New implementation removes lazy resolving of TLS relocation - due to flaw
in TLSDESC design is impossible to switch resolver function at runtime
without expensive locking.
Due to this, 3 specialized resolvers are used.
- load time resolver, for TLS relocation from libraries loaded with main binary (thus with known TLS offset).
- undefined thread weak symbol resolved for initial exec symbols.
- slower lazy resolving for dynamically loaded libraries with fast path for already resolved symbols. It correctly handles undefined thread weak symbols (it should be resolved to NULL).

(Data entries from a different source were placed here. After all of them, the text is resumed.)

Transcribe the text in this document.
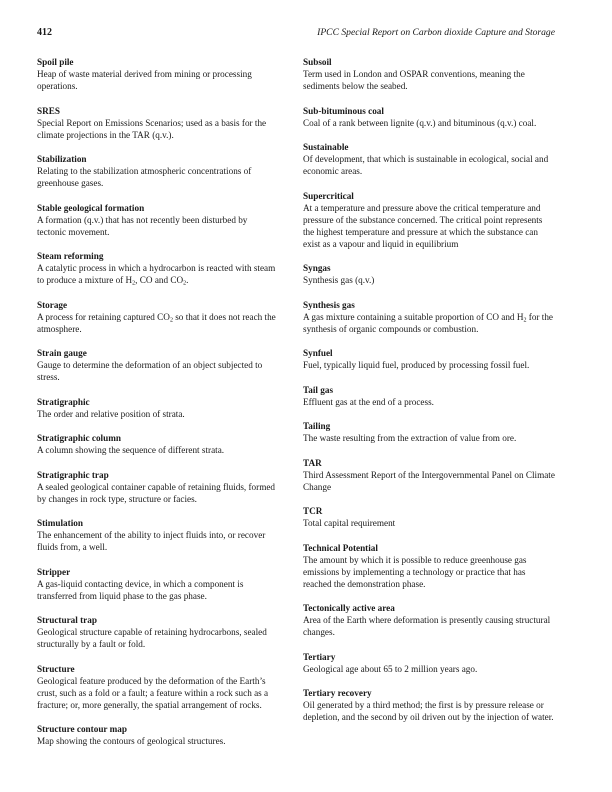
412	IPCC Special Report on Carbon dioxide Capture and Storage
Spoil pile
Heap of waste material derived from mining or processing operations.
SRES
Special Report on Emissions Scenarios; used as a basis for the climate projections in the TAR (q.v.).
Stabilization
Relating to the stabilization atmospheric concentrations of greenhouse gases.
Stable geological formation
A formation (q.v.) that has not recently been disturbed by tectonic movement.
Steam reforming
A catalytic process in which a hydrocarbon is reacted with steam to produce a mixture of $H_2$, CO and $CO_2$.
Storage
A process for retaining captured $CO_2$ so that it does not reach the atmosphere.
Strain gauge
Gauge to determine the deformation of an object subjected to stress.
Stratigraphic
The order and relative position of strata.
Stratigraphic column
A column showing the sequence of different strata.
Stratigraphic trap
A sealed geological container capable of retaining fluids, formed by changes in rock type, structure or facies.
Stimulation
The enhancement of the ability to inject fluids into, or recover fluids from, a well.
Stripper
A gas-liquid contacting device, in which a component is transferred from liquid phase to the gas phase.
Structural trap
Geological structure capable of retaining hydrocarbons, sealed structurally by a fault or fold.
Structure
Geological feature produced by the deformation of the Earth’s crust, such as a fold or a fault; a feature within a rock such as a fracture; or, more generally, the spatial arrangement of rocks.
Structure contour map
Map showing the contours of geological structures.
Subsoil
Term used in London and OSPAR conventions, meaning the sediments below the seabed.
Sub-bituminous coal
Coal of a rank between lignite (q.v.) and bituminous (q.v.) coal.
Sustainable
Of development, that which is sustainable in ecological, social and economic areas.
Supercritical
At a temperature and pressure above the critical temperature and pressure of the substance concerned. The critical point represents the highest temperature and pressure at which the substance can exist as a vapour and liquid in equilibrium
Syngas
Synthesis gas (q.v.)
Synthesis gas
A gas mixture containing a suitable proportion of CO and $H_2$ for the synthesis of organic compounds or combustion.
Synfuel
Fuel, typically liquid fuel, produced by processing fossil fuel.
Tail gas
Effluent gas at the end of a process.
Tailing
The waste resulting from the extraction of value from ore.
TAR
Third Assessment Report of the Intergovernmental Panel on Climate Change
TCR
Total capital requirement
Technical Potential
The amount by which it is possible to reduce greenhouse gas emissions by implementing a technology or practice that has reached the demonstration phase.
Tectonically active area
Area of the Earth where deformation is presently causing structural changes.
Tertiary
Geological age about 65 to 2 million years ago.
Tertiary recovery
Oil generated by a third method; the first is by pressure release or depletion, and the second by oil driven out by the injection of water.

Unfortunately, here are still some issues which I unable to solve:
- TLSDESC ABI for resolver function requires preserving all (but X0) registers, including all floating point and optional SVE registers. This is not possible (in universal way) so current code expects that nobody in rtld-elf code uses it, including compiler instrict and/or used libraries. I'm not sure if there is any compiler switch that ensure this.

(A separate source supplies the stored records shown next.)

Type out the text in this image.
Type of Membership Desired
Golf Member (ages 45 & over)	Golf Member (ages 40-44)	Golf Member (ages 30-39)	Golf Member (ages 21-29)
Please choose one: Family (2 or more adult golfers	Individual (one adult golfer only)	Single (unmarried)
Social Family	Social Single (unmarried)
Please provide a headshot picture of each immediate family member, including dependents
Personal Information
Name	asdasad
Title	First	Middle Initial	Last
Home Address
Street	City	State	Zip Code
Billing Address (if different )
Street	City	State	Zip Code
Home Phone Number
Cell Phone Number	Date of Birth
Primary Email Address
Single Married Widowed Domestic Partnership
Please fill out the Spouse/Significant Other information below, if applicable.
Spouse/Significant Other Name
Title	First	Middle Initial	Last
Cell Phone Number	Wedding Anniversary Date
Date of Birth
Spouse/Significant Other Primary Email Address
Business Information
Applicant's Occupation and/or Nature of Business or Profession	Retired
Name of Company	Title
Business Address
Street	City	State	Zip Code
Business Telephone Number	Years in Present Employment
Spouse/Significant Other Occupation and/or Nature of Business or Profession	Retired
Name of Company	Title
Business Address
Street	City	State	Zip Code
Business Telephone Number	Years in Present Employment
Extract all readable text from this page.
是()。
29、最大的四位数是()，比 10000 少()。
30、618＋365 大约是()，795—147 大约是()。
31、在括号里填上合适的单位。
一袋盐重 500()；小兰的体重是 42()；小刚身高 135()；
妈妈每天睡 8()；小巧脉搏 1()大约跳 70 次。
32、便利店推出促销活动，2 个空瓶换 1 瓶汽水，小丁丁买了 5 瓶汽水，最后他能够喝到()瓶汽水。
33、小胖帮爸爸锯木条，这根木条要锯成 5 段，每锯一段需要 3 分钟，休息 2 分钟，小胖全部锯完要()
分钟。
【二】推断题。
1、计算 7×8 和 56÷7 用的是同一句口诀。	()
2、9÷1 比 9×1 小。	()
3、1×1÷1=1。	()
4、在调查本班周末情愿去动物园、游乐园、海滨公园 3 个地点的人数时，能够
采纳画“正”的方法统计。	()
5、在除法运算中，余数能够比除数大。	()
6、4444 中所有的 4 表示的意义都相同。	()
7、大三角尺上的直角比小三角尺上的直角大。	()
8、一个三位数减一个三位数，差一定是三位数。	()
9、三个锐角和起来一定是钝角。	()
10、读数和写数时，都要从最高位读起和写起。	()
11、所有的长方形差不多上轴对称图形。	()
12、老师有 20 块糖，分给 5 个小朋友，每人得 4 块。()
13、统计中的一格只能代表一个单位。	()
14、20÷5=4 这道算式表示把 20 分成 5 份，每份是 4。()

- memory allocated by reloc_tlsdesc_alloc() is not freed
- for TLS_TPREL64 relocation, we don't handle undefined thread weak symbols, but this problem exist in all other architectures.
- TLSDESC case in reloc_plt() is nonsense, this kind of relocation relocates data, not code. But (GNU compiled) /usr/local/lib/libuuid.so.1.2 have TLSDESC relocation in .rela.plt section. I have no idea why.